Мирошниченко бродил по ночным улицам города, комок горечи сдавливал горло. Время для него как будто остановилось.
– Эй, куда путь держим? – позвал его кто-то. Одинокий попутчик оглянулся по сторонам и обнаружил, что рядом с ним на малом ходу движется такси, а в приоткрытое окно выглядывает улыбающееся лицо таксиста.
– У тебя водяра есть? – спросил Мирошниченко.
– Найдется. – Дверь с пассажирской стороны открылась. – Садись.
Мирошниченко сел в машину, а водитель засунул руку под свое сиденье, какое-то время пошарил там и наконец извлек бутылку водки, сомнительного изготовления.
– Мутная какая-то, – сказал пассажир, предварительно взболтав бутылку.
– А тебе «Посольскую» нужно? – улыбнулся таксист.
– И эта сойдет, – буркнул Мирошниченко. – Стакан найдется?
– Возьми в бардачке.
Тарас Поликарпович нашел граненый стакан и налил его до краев.
– Будешь? – предложил он водителю.
– Ты что? Я же за рулем.
– Дело житейское. – Пассажир несколькими глотками осушил стакан и занюхал рукавом. – Какая гадость! – поморщившись сказал он и поставил бутылку на пол, накрыв ее стаканом.
– Угощайся. – Таксист протянул распечатанную пачку сигарет, и после того как пассажир взял одну, чиркнул спичкой. – Куда везти?
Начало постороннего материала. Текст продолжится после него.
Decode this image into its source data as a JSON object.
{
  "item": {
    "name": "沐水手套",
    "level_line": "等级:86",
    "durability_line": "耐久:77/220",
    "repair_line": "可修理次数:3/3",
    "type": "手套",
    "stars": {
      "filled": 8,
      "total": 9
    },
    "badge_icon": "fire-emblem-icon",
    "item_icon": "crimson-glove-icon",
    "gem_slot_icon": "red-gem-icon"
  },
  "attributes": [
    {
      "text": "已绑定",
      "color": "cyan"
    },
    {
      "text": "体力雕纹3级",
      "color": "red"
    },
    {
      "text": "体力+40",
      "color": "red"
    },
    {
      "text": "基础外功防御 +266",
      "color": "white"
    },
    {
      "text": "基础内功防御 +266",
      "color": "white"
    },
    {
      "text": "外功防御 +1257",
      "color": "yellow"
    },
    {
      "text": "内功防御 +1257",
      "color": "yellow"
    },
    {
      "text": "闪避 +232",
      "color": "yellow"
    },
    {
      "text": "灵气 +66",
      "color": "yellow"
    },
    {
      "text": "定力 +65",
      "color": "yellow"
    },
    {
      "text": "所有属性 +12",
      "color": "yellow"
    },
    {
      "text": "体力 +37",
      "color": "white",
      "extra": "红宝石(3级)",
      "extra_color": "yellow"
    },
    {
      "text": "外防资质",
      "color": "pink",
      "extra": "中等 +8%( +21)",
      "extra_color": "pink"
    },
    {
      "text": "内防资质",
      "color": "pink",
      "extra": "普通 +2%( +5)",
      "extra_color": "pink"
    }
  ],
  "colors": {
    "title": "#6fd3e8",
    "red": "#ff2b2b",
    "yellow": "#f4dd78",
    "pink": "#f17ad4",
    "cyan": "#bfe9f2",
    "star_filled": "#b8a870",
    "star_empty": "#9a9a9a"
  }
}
– Понятия не имею, – отозвался тот, выпуская дым.
– Только откинулся? – определил таксист по прическе Мирошниченко.
– А ты наблюдательный.
– Ни работы, ни прописки, жена с другим спуталась, – сыпал подробностями водитель.
– Откуда знаешь?
– Знакомая история, – махнул рукой сочувствующий. – Чем думаешь заниматься?
– Сложный вопрос. – Водка начинала ударять в голову и Мирошниченко почувствовал некоторую симпатию к ночному знакомому. – Спроси что-нибудь попроще. – Он выбросил окурок в окно. – Переночевать даже негде.
– У меня знакомый набирает бригаду шабашников. Нет желания подработать, – предложил таксист, но он не сказал, что за каждую рабочую единицу ему обламывается приличный куш.